Kristopher A. Denby said...


I don't think I'm going to offer anything up that is going to make you feel better. Probably if I went on the tear that I'd like to go on, you'd feel worse.

I will say this, though: I believe what I believe and I try to conduct my life in the most honest, good intentioned way possible. I rarely, rarely go to a church, because growing up I saw the types of things you're describing happening all around me, and I often found myself wondering why people who claim to be so Godly would conduct themselves in such despicable ways. So, I go my own way, and rarely look to other men to make me feel better about myself or to help me with issues of faith. We all have faults. We are all only people, and I'd argue that things have been this way since man began to organize himself into groups. But I would also argue that for every bad act you witness, there's at least one good act taking place somewhere else in the world.

But faith is about believing in something despite evidence to the contrary, and you can't let the actions of a few misguided souls turn you into a jaded cynic. I've been down that road, and it ain't fun, brother.

I hope you cheer up.


The Sound and Fury of Kristopher A Denby

Anonymous said...

I am saddened that you are witnessing and experiencing this; am also proud that you would stand up for your beliefs; even that you do feel the sorrow of religious-folk behaving badly--but I hope it will not keep you down for long, and I hope that Journey gets the support and comfort they need--and that some enlightenment will come out of all this, a re-evaluation of what being like Jesus means.


David Wagner said...

"...people spreading like ants funneling through a crack in the wall."

I liked that line.

Sorry, trying to find a silver lining in the post and/or experience. Sounds like a monumental bummer. Maybe it will stretch a part of you that needed stretching, or something. I don't know. I trust something good will come of it somehow, that's all.

Kristopher A. Denby said...

Yes! Yes! To David you listen!

*in best Yoda voice*

logankstewart said...

@Kris: "We all have faults. We are all only people..." Indeed, and that's the very reason why I try my hardest to reach out to these people and live my faith by my actions and love. My faults are no less sinful than others, but pride/bigotry is nauseating to be around, too. In short, I'm over it and actively seeking to live the best I can for Christ.

@L: "Religious" folk have behaved badly since "religion" came into being, I suppose. In the name of gods and idols people were persecuted and sacrificed, enslaved and abused, and Christianity stands right there with the rest. The problem with Christianity is, as I've mentioned, people taking their eyes off Jesus and living as they want and not as Christ did. Thanks for the encouragement.

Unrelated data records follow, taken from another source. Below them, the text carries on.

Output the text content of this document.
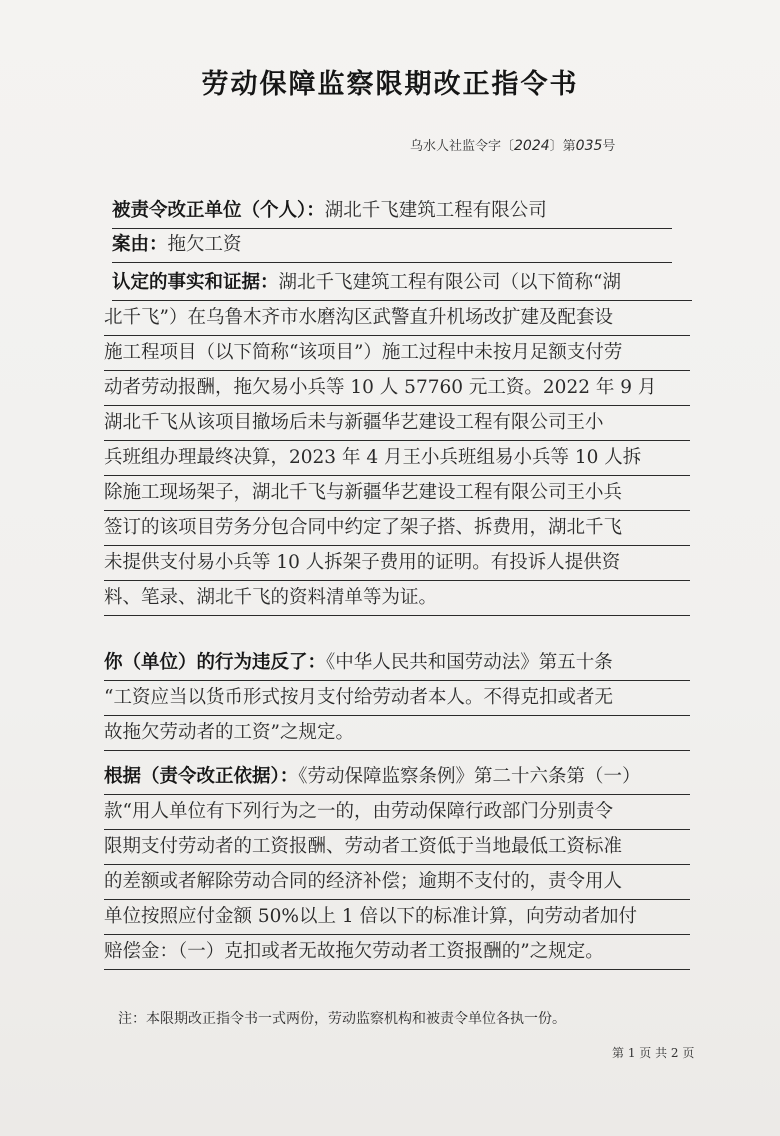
劳动保障监察限期改正指令书
乌水人社监令字〔2024〕第035号
被责令改正单位（个人）：湖北千飞建筑工程有限公司
案由：拖欠工资
认定的事实和证据：湖北千飞建筑工程有限公司（以下简称“湖
北千飞”）在乌鲁木齐市水磨沟区武警直升机场改扩建及配套设
施工程项目（以下简称“该项目”）施工过程中未按月足额支付劳
动者劳动报酬，拖欠易小兵等 10 人 57760 元工资。2022 年 9 月
湖北千飞从该项目撤场后未与新疆华艺建设工程有限公司王小
兵班组办理最终决算，2023 年 4 月王小兵班组易小兵等 10 人拆
除施工现场架子，湖北千飞与新疆华艺建设工程有限公司王小兵
签订的该项目劳务分包合同中约定了架子搭、拆费用，湖北千飞
未提供支付易小兵等 10 人拆架子费用的证明。有投诉人提供资
料、笔录、湖北千飞的资料清单等为证。
你（单位）的行为违反了：《中华人民共和国劳动法》第五十条
“工资应当以货币形式按月支付给劳动者本人。不得克扣或者无
故拖欠劳动者的工资”之规定。
根据（责令改正依据）：《劳动保障监察条例》第二十六条第（一）
款“用人单位有下列行为之一的，由劳动保障行政部门分别责令
限期支付劳动者的工资报酬、劳动者工资低于当地最低工资标准
的差额或者解除劳动合同的经济补偿；逾期不支付的，责令用人
单位按照应付金额 50%以上 1 倍以下的标准计算，向劳动者加付
赔偿金：（一）克扣或者无故拖欠劳动者工资报酬的”之规定。
注：本限期改正指令书一式两份，劳动监察机构和被责令单位各执一份。
第 1 页 共 2 页
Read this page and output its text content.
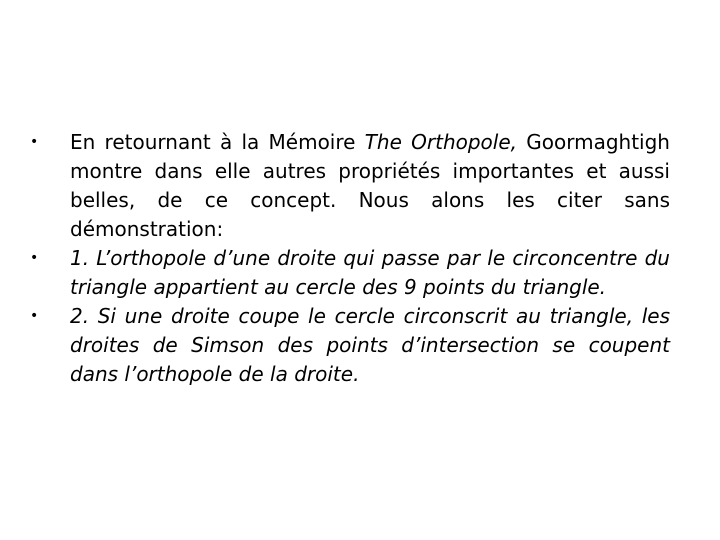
•	En retournant à la Mémoire The Orthopole, Goormaghtigh montre dans elle autres propriétés importantes et aussi belles, de ce concept. Nous alons les citer sans démonstration:
•	1. L’orthopole d’une droite qui passe par le circoncentre du triangle appartient au cercle des 9 points du triangle.
•	2. Si une droite coupe le cercle circonscrit au triangle, les droites de Simson des points d’intersection se coupent dans l’orthopole de la droite.
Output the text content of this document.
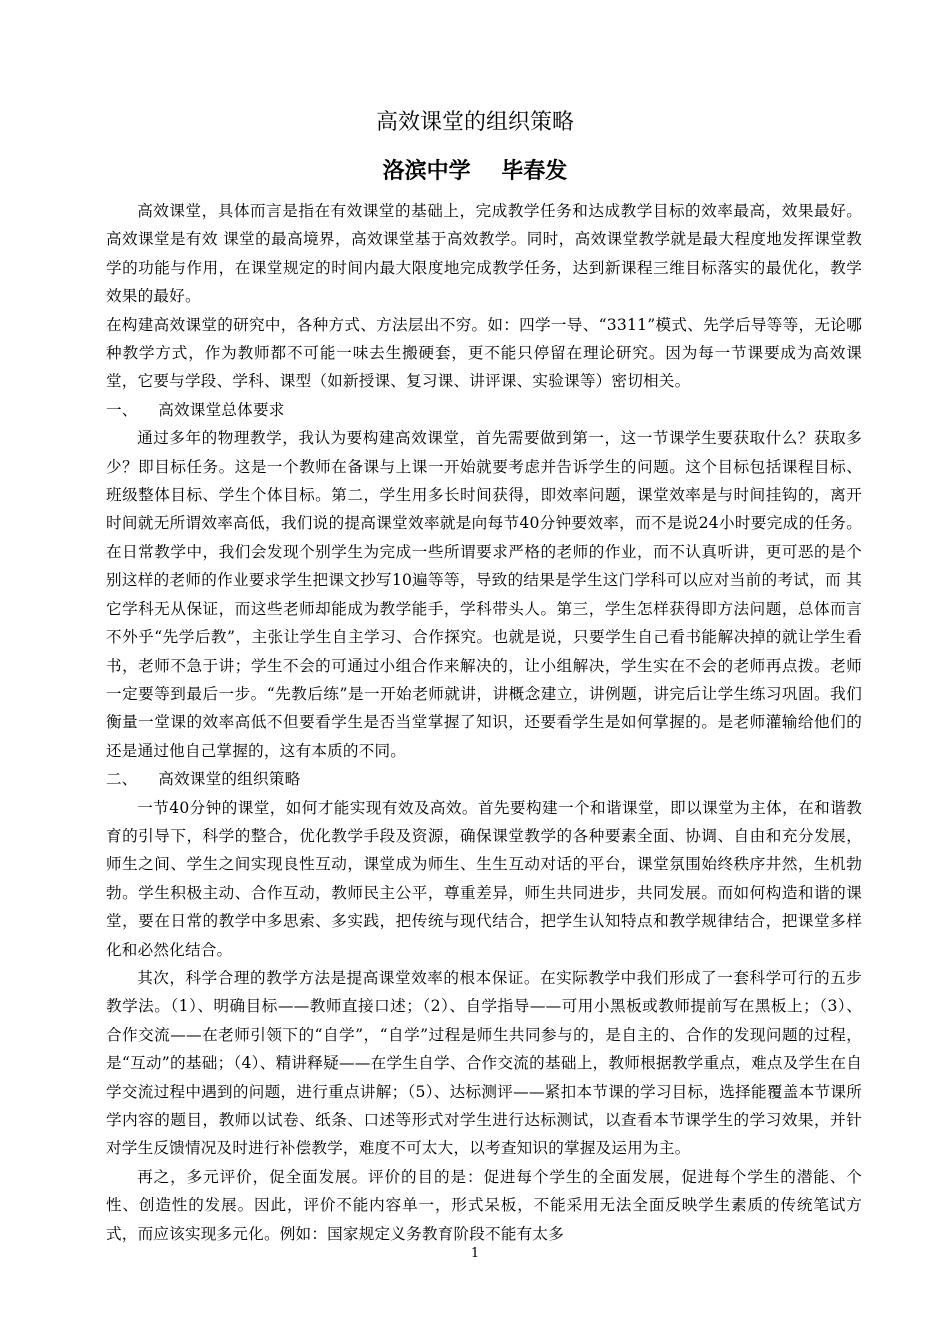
高效课堂的组织策略
洛滨中学    毕春发

高效课堂，具体而言是指在有效课堂的基础上，完成教学任务和达成教学目标的效率最高，效果最好。高效课堂是有效 课堂的最高境界，高效课堂基于高效教学。同时，高效课堂教学就是最大程度地发挥课堂教学的功能与作用，在课堂规定的时间内最大限度地完成教学任务，达到新课程三维目标落实的最优化，教学效果的最好。

在构建高效课堂的研究中，各种方式、方法层出不穷。如：四学一导、“3311”模式、先学后导等等，无论哪种教学方式，作为教师都不可能一味去生搬硬套，更不能只停留在理论研究。因为每一节课要成为高效课堂，它要与学段、学科、课型（如新授课、复习课、讲评课、实验课等）密切相关。

一、    高效课堂总体要求

通过多年的物理教学，我认为要构建高效课堂，首先需要做到第一，这一节课学生要获取什么？获取多少？即目标任务。这是一个教师在备课与上课一开始就要考虑并告诉学生的问题。这个目标包括课程目标、班级整体目标、学生个体目标。第二，学生用多长时间获得，即效率问题，课堂效率是与时间挂钩的，离开时间就无所谓效率高低，我们说的提高课堂效率就是向每节40分钟要效率，而不是说24小时要完成的任务。在日常教学中，我们会发现个别学生为完成一些所谓要求严格的老师的作业，而不认真听讲，更可恶的是个别这样的老师的作业要求学生把课文抄写10遍等等，导致的结果是学生这门学科可以应对当前的考试，而 其它学科无从保证，而这些老师却能成为教学能手，学科带头人。第三，学生怎样获得即方法问题，总体而言不外乎“先学后教”，主张让学生自主学习、合作探究。也就是说，只要学生自己看书能解决掉的就让学生看书，老师不急于讲；学生不会的可通过小组合作来解决的，让小组解决，学生实在不会的老师再点拨。老师一定要等到最后一步。“先教后练”是一开始老师就讲，讲概念建立，讲例题，讲完后让学生练习巩固。我们衡量一堂课的效率高低不但要看学生是否当堂掌握了知识，还要看学生是如何掌握的。是老师灌输给他们的还是通过他自己掌握的，这有本质的不同。

二、    高效课堂的组织策略

一节40分钟的课堂，如何才能实现有效及高效。首先要构建一个和谐课堂，即以课堂为主体，在和谐教育的引导下，科学的整合，优化教学手段及资源，确保课堂教学的各种要素全面、协调、自由和充分发展，师生之间、学生之间实现良性互动，课堂成为师生、生生互动对话的平台，课堂氛围始终秩序井然，生机勃勃。学生积极主动、合作互动，教师民主公平，尊重差异，师生共同进步，共同发展。而如何构造和谐的课堂，要在日常的教学中多思索、多实践，把传统与现代结合，把学生认知特点和教学规律结合，把课堂多样化和必然化结合。

其次，科学合理的教学方法是提高课堂效率的根本保证。在实际教学中我们形成了一套科学可行的五步教学法。（1）、明确目标——教师直接口述；（2）、自学指导——可用小黑板或教师提前写在黑板上；（3）、合作交流——在老师引领下的“自学”，“自学”过程是师生共同参与的，是自主的、合作的发现问题的过程，是“互动”的基础；（4）、精讲释疑——在学生自学、合作交流的基础上，教师根据教学重点，难点及学生在自学交流过程中遇到的问题，进行重点讲解；（5）、达标测评——紧扣本节课的学习目标，选择能覆盖本节课所学内容的题目，教师以试卷、纸条、口述等形式对学生进行达标测试，以查看本节课学生的学习效果，并针对学生反馈情况及时进行补偿教学，难度不可太大，以考查知识的掌握及运用为主。

再之，多元评价，促全面发展。评价的目的是：促进每个学生的全面发展，促进每个学生的潜能、个性、创造性的发展。因此，评价不能内容单一，形式呆板，不能采用无法全面反映学生素质的传统笔试方式，而应该实现多元化。例如：国家规定义务教育阶段不能有太多

1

@Dave: Heh, thanks. Bummer, yes, as this year seems to be filled with faith-challenging issues. There is good in these things, as they force me to depend on God more and seek Him more diligently. Who knows where it's all heading, eh?

Mattson Tomlin said...

Without getting too into it (you know the tone of my work, it reflects my general outlook on life occasionally) after witnessing church politics at a very young age, I sat my parents down at age six and said I wasn't going t go to church anymore. They were surprised at this statement, and asked me why. I remember very clearly responding, "after seeing the way people behave there, I don't think it's a place of spirituality. I think that there's a difference between religion and spirituality, and you can be spiritual without the confines of a building or a man telling you had to be spiritual." Keep in mind, this is a Unitarian church we're talking about, so in most peoples eyes, I'm already going to hell.

They didn't make me go to church again. I'm not sure how relevant this anecdote may be, and far be it from me to tell you to stop going, but your last line brings this story to mind- you seem to be very in touch with your own spirituality, and have built the tools to be able to find that within yourself. A building and a group of people might help you with those tools, but that spirituality will always come from within.